Writtle 2013 Annual Report and Accounts

Chairman’s statement

I am pleased to present Writtle’s accounts for 2013. We achieved another excellent result as Writtle continued to benefit from organic growth and acquisitions, as well as the disposal of non-core operations.

Results and dividends

Turnover from continuing operations was £78.80m (2012: £75.20m) and operating profit from continuing operations was £4.97m (2012: £4.01m). Additional profits on exceptional items of £1.19m were derived from the sale of discontinued operations and contributed to overall profit before amortisation and share-based payment charges of £5.91m (2012: £5.45m) and profit before tax and minority interests of £5.93m (2012: £3.60m)

Writtle’s year end net debt was reduced by £4.11m to £7.58m (2012: £11.69m) reflecting proceeds from disposals and good cash conversion.

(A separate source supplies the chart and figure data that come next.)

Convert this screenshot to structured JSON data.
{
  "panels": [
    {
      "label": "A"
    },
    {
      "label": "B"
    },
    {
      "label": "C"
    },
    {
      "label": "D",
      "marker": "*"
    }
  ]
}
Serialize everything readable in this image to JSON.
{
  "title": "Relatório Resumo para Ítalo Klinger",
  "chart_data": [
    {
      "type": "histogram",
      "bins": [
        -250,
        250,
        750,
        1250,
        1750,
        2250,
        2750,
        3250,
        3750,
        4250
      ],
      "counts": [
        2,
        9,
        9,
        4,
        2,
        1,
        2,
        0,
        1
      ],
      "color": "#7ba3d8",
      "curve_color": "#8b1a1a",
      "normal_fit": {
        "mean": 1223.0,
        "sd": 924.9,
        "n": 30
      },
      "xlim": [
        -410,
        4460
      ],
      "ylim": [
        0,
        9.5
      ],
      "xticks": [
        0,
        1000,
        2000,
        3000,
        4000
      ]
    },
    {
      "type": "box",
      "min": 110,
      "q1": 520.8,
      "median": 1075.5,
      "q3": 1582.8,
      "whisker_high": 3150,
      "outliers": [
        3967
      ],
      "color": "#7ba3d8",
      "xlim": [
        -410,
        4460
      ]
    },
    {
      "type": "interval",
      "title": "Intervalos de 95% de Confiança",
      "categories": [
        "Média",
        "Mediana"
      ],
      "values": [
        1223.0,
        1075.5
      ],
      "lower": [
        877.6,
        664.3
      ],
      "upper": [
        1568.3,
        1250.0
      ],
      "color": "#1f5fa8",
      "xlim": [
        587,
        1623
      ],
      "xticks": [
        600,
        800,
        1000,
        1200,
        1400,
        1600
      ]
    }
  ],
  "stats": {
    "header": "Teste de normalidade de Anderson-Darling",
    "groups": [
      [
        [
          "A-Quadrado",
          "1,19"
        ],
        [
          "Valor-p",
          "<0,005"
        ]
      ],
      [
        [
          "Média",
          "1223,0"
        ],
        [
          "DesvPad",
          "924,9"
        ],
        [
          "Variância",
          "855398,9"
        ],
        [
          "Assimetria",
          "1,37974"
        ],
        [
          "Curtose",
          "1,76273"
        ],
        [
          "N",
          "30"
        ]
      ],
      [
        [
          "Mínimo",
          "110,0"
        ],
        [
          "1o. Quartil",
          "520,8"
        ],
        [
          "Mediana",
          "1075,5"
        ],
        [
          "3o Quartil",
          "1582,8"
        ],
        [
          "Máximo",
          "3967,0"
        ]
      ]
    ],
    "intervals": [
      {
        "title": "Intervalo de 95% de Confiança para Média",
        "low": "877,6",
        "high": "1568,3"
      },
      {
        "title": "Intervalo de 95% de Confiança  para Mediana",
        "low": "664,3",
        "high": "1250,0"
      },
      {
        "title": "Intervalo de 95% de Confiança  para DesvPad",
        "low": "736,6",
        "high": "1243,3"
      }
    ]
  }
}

The directors are recommending a final dividend for 2013 of £405,000 (6.00p per share) to ordinary shareholders making a total of £586,000 (8.75p per share) for the year (2012: £509,000 being 7.75p per share). Subject to shareholders’ approval, the dividend will be paid on 30 May 2014 to shareholders on the register on 26 March 2014.

Principal activities and review of business

Writtle invests in media and marketing communications businesses with the aim of creating a substantial international marketing group. Writtle’s model continues to be based on equity involvement and decentralised growth. Whether a group company was a start-up or acquired, Writtle will typically hold a majority shareholding alongside management which creates a motivational structure. Writtle looks for businesses in the media and marketing communications sector which can demonstrate potential for further growth either organically or by acquisition, and where Writtle can add value through its experience or by funding further expansion. Growth opportunities are typically identified by operating company management rather than dictated by the centre, although when larger opportunities have been identified, as Loewy Group was in 2011, we have integrated the individual companies into Writtle by dismantling any central head office and marketing function and instead promoted the individual company brands. Alongside this decentralised approach comes a re-incentivisation package for operational management through the opportunity to purchase equity on favourable terms in their companies, and participation in share option schemes in Writtle. This creates a lean head office structure as well as considerable incentives for management in their individual companies and the group as a whole. A short review by operating company follows this section, each written by its directors. Each operating company has its own unique style and apart from overlaying similar financial controls, Writtle encourages individual company autonomy and identity.

As the results and individual company reviews demonstrate, 2013 was another excellent year for Writtle. The economic conditions were kinder than in the past, but there is no substitute for the talent and innovation contained within our businesses which are nurtured and allowed to flourish within the Writtle model. However, business is never easy and we must acknowledge that we don’t win them all. Of the two companies I mentioned in the 2013 Interim Report as having weaker first halves, 20.20 recovered strongly but Interact failed to re-establish itself and left the group in the first quarter this year.

Once again, many acquisition opportunities were reviewed but only one, the acquisition of Technik by Magnet Harlequin, was completed and financial details can be found in note 25. Early indications are that Technik will prove to be another successful acquisition. Most discarded acquisition opportunities have been on grounds of unrealistic price expectation by vendors or where we felt there was insufficient upside, but we have had discussions with larger groups where we felt there were compelling synergies in overlaying the Writtle model. While some discussions have foundered because of Writtle’s spartan view of head office downsizing not always being embraced by potential targets, we have an ongoing strategy to achieve further transformational acquisitions of scale, alongside bolt-ons for operating companies.

In 2013 Writtle also made its first exits from non-core investments, both generating profits for shareholders. The disposals were of Writtle’s packaging interests of Connect Packaging Ltd and Connect Archive and Mailing Products Ltd (financial details in note 25). With Writtle’s increasing focus on the media and marketing communications sector, Connect Packaging was on the periphery of core operations and its future better suited to a corrugated packaging specialist to which Writtle sold the business at the year end. We wish our many friends within Connect Packaging every success.

Summary

The profitable disposal of two businesses in 2013 completes a set of value creating landmarks by Writtle. The Writtle model has achieved success with start-ups (Creo Retail Marketing, Beyond, Maglabs, Less Packaging), investing for growth (Magnet Harlequin), turnarounds (Arken), integration of major acquisitions (Loewy Group) and now profitable disposals.

Writtle has become a well-established and substantial marketing communications business with an international reach. Our model is attracting more talent and companies to approach us and we feel there are significant opportunities ahead.

We look forward to reporting further progress in 2014.